At the prices paid through the 90s and up until the credit crunch hit, many of the investments were built on sand. The only happy people were the developers.
But those who hung in are now starting to see some black ink trickle through the sea of red - which must come as some relief to long-time holders who bought in the early 1990s and, up to 18-months or so ago, were staring at valuations which showed no progress.
Their saviour, at least in recent years, has been high rental yields as the face of Auckland changes and a premium is placed on downtown living, especially by younger people.
Now first-home buyers, dismayed at how little their money buys in the suburbs, are turning to the CBD to find their first step on the real estate ladder.
The anecdotal evidence is that average rental yields of between 6 and 9 per cent are continuing to underpin prices and that first-home buyers are creating competition, further encouraging growth in value.
These are not boom times in the downtown apartment market, but the demand for rentals is constant and sales activity has certainly increased. It all adds up to something new for weary owners - the prospect of reasonable capital gain. Not in real terms for the long-term holders, of course, but after the years of distress many will be happy to simply get above the price they paid.
Recent entrants to the market may have done quite well. Apartment sales are running at between 100 and 120 a month among the 24,000-unit market and, according to City Sales' principal Martin Dunn, the last 14 months has seen quite a lift in capital gain.

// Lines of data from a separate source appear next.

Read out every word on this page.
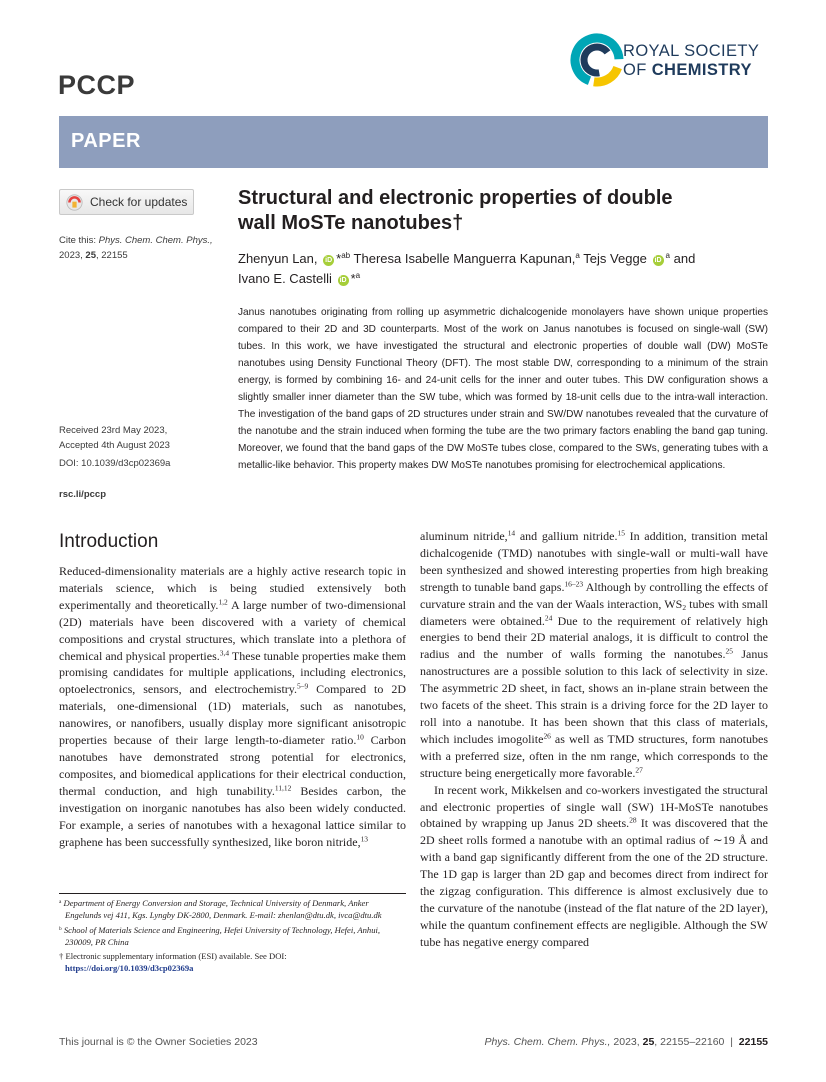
PCCP
ROYAL SOCIETY
OF CHEMISTRY
PAPER
Check for updates
Cite this: Phys. Chem. Chem. Phys.,
2023, 25, 22155
Received 23rd May 2023,
Accepted 4th August 2023
DOI: 10.1039/d3cp02369a
rsc.li/pccp
Structural and electronic properties of double
wall MoSTe nanotubes†
Zhenyun Lan, iD *$^{ab}$ Theresa Isabelle Manguerra Kapunan,$^a$ Tejs Vegge $iD^a$ and
Ivano E. Castelli iD *$^a$
Janus nanotubes originating from rolling up asymmetric dichalcogenide monolayers have shown unique properties compared to their 2D and 3D counterparts. Most of the work on Janus nanotubes is focused on single-wall (SW) tubes. In this work, we have investigated the structural and electronic properties of double wall (DW) MoSTe nanotubes using Density Functional Theory (DFT). The most stable DW, corresponding to a minimum of the strain energy, is formed by combining 16- and 24-unit cells for the inner and outer tubes. This DW configuration shows a slightly smaller inner diameter than the SW tube, which was formed by 18-unit cells due to the intra-wall interaction. The investigation of the band gaps of 2D structures under strain and SW/DW nanotubes revealed that the curvature of the nanotube and the strain induced when forming the tube are the two primary factors enabling the band gap tuning. Moreover, we found that the band gaps of the DW MoSTe tubes close, compared to the SWs, generating tubes with a metallic-like behavior. This property makes DW MoSTe nanotubes promising for electrochemical applications.
Introduction

Reduced-dimensionality materials are a highly active research topic in materials science, which is being studied extensively both experimentally and theoretically.$^{1,2}$ A large number of two-dimensional (2D) materials have been discovered with a variety of chemical compositions and crystal structures, which translate into a plethora of chemical and physical properties.$^{3,4}$ These tunable properties make them promising candidates for multiple applications, including electronics, optoelectronics, sensors, and electrochemistry.$^{5-9}$ Compared to 2D materials, one-dimensional (1D) materials, such as nanotubes, nanowires, or nanofibers, usually display more significant anisotropic properties because of their large length-to-diameter ratio.$^{10}$ Carbon nanotubes have demonstrated strong potential for electronics, composites, and biomedical applications for their electrical conduction, thermal conduction, and high tunability.$^{11,12}$ Besides carbon, the investigation on inorganic nanotubes has also been widely conducted. For example, a series of nanotubes with a hexagonal lattice similar to graphene has been successfully synthesized, like boron nitride,$^{13}$

aluminum nitride,$^{14}$ and gallium nitride.$^{15}$ In addition, transition metal dichalcogenide (TMD) nanotubes with single-wall or multi-wall have been synthesized and showed interesting properties from high breaking strength to tunable band gaps.$^{16-23}$ Although by controlling the effects of curvature strain and the van der Waals interaction, $WS_2$ tubes with small diameters were obtained.$^{24}$ Due to the requirement of relatively high energies to bend their 2D material analogs, it is difficult to control the radius and the number of walls forming the nanotubes.$^{25}$ Janus nanostructures are a possible solution to this lack of selectivity in size. The asymmetric 2D sheet, in fact, shows an in-plane strain between the two facets of the sheet. This strain is a driving force for the 2D layer to roll into a nanotube. It has been shown that this class of materials, which includes imogolite$^{26}$ as well as TMD structures, form nanotubes with a preferred size, often in the nm range, which corresponds to the structure being energetically more favorable.$^{27}$

In recent work, Mikkelsen and co-workers investigated the structural and electronic properties of single wall (SW) 1H-MoSTe nanotubes obtained by wrapping up Janus 2D sheets.$^{28}$ It was discovered that the 2D sheet rolls formed a nanotube with an optimal radius of ∼19 Å and with a band gap significantly different from the one of the 2D structure. The 1D gap is larger than 2D gap and becomes direct from indirect for the zigzag configuration. This difference is almost exclusively due to the curvature of the nanotube (instead of the flat nature of the 2D layer), while the quantum confinement effects are negligible. Although the SW tube has negative energy compared

$^a$ Department of Energy Conversion and Storage, Technical University of Denmark, Anker Engelunds vej 411, Kgs. Lyngby DK-2800, Denmark. E-mail: zhenlan@dtu.dk, ivca@dtu.dk
$^b$ School of Materials Science and Engineering, Hefei University of Technology, Hefei, Anhui, 230009, PR China
† Electronic supplementary information (ESI) available. See DOI: https://doi.org/10.1039/d3cp02369a
This journal is © the Owner Societies 2023	Phys. Chem. Chem. Phys., 2023, 25, 22155–22160 | 22155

He points to one sale handled by his company last month: a two-bedroom apartment in Newton Rd, with carpark, which might have sold for $280,000 a year ago. It drew three offers in two days, selling for $305,000.
"Shoebox" apartments - two bedroom units of 36sq m - were selling around $120,000 two years ago, he says, and today were fetching up to $180,000. In the same period, priming the price, rents have lifted from $300 a week to $420 a week.

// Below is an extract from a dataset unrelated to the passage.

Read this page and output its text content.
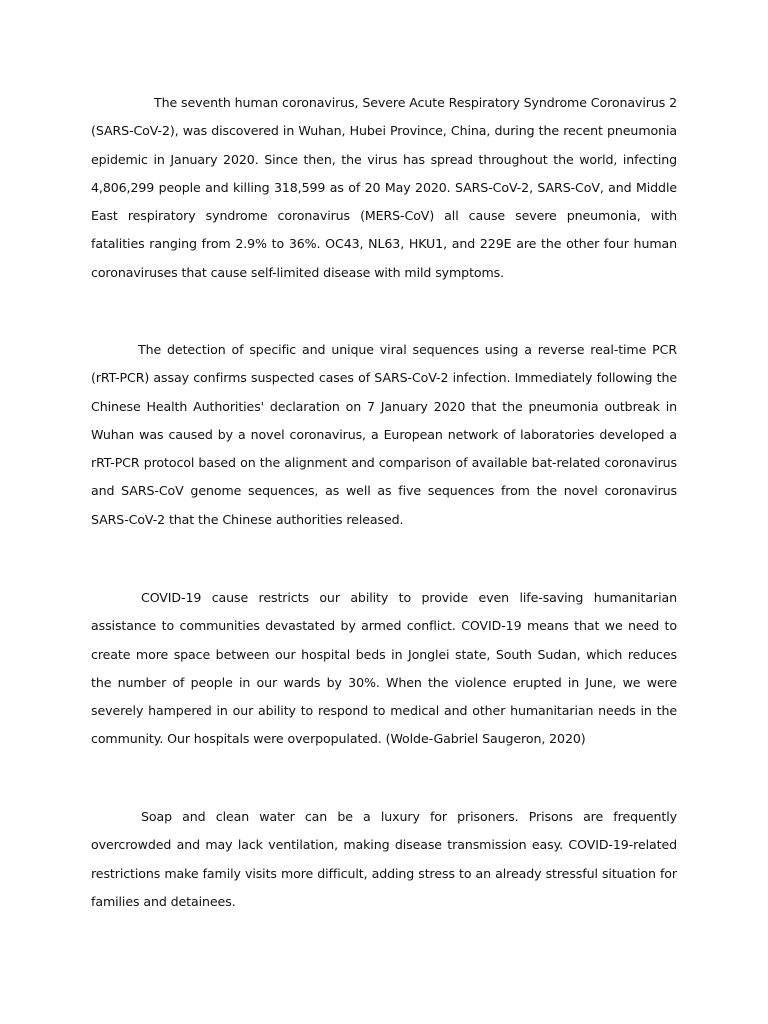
The seventh human coronavirus, Severe Acute Respiratory Syndrome Coronavirus 2 (SARS-CoV-2), was discovered in Wuhan, Hubei Province, China, during the recent pneumonia epidemic in January 2020. Since then, the virus has spread throughout the world, infecting 4,806,299 people and killing 318,599 as of 20 May 2020. SARS-CoV-2, SARS-CoV, and Middle East respiratory syndrome coronavirus (MERS-CoV) all cause severe pneumonia, with fatalities ranging from 2.9% to 36%. OC43, NL63, HKU1, and 229E are the other four human coronaviruses that cause self-limited disease with mild symptoms.

The detection of specific and unique viral sequences using a reverse real-time PCR (rRT-PCR) assay confirms suspected cases of SARS-CoV-2 infection. Immediately following the Chinese Health Authorities' declaration on 7 January 2020 that the pneumonia outbreak in Wuhan was caused by a novel coronavirus, a European network of laboratories developed a rRT-PCR protocol based on the alignment and comparison of available bat-related coronavirus and SARS-CoV genome sequences, as well as five sequences from the novel coronavirus SARS-CoV-2 that the Chinese authorities released.

COVID-19 cause restricts our ability to provide even life-saving humanitarian assistance to communities devastated by armed conflict. COVID-19 means that we need to create more space between our hospital beds in Jonglei state, South Sudan, which reduces the number of people in our wards by 30%. When the violence erupted in June, we were severely hampered in our ability to respond to medical and other humanitarian needs in the community. Our hospitals were overpopulated. (Wolde-Gabriel Saugeron, 2020)

Soap and clean water can be a luxury for prisoners. Prisons are frequently overcrowded and may lack ventilation, making disease transmission easy. COVID-19-related restrictions make family visits more difficult, adding stress to an already stressful situation for families and detainees.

But it's the first-home buyers chasing bigger apartments who are having the greatest influence and are willing to pay more than investors, says Dunn.
Until 2009, 70 per cent of the CBD apartments were in the hands of investors. But over the last 18 months or so the level of investor sales has come down to 55 per cent as more owner-occupiers move downtown.
As Dunn notes, that shift "changes the culture in a positive way". Live-in owners bring with them a greater sense of pride in their property than renters and, over time as the ratio to renters rises, there will be a better "feel" in some blocks - translating to potential price rises.
In the future, capital gain may be the long-anticipated icing on the yield cake of the CBD.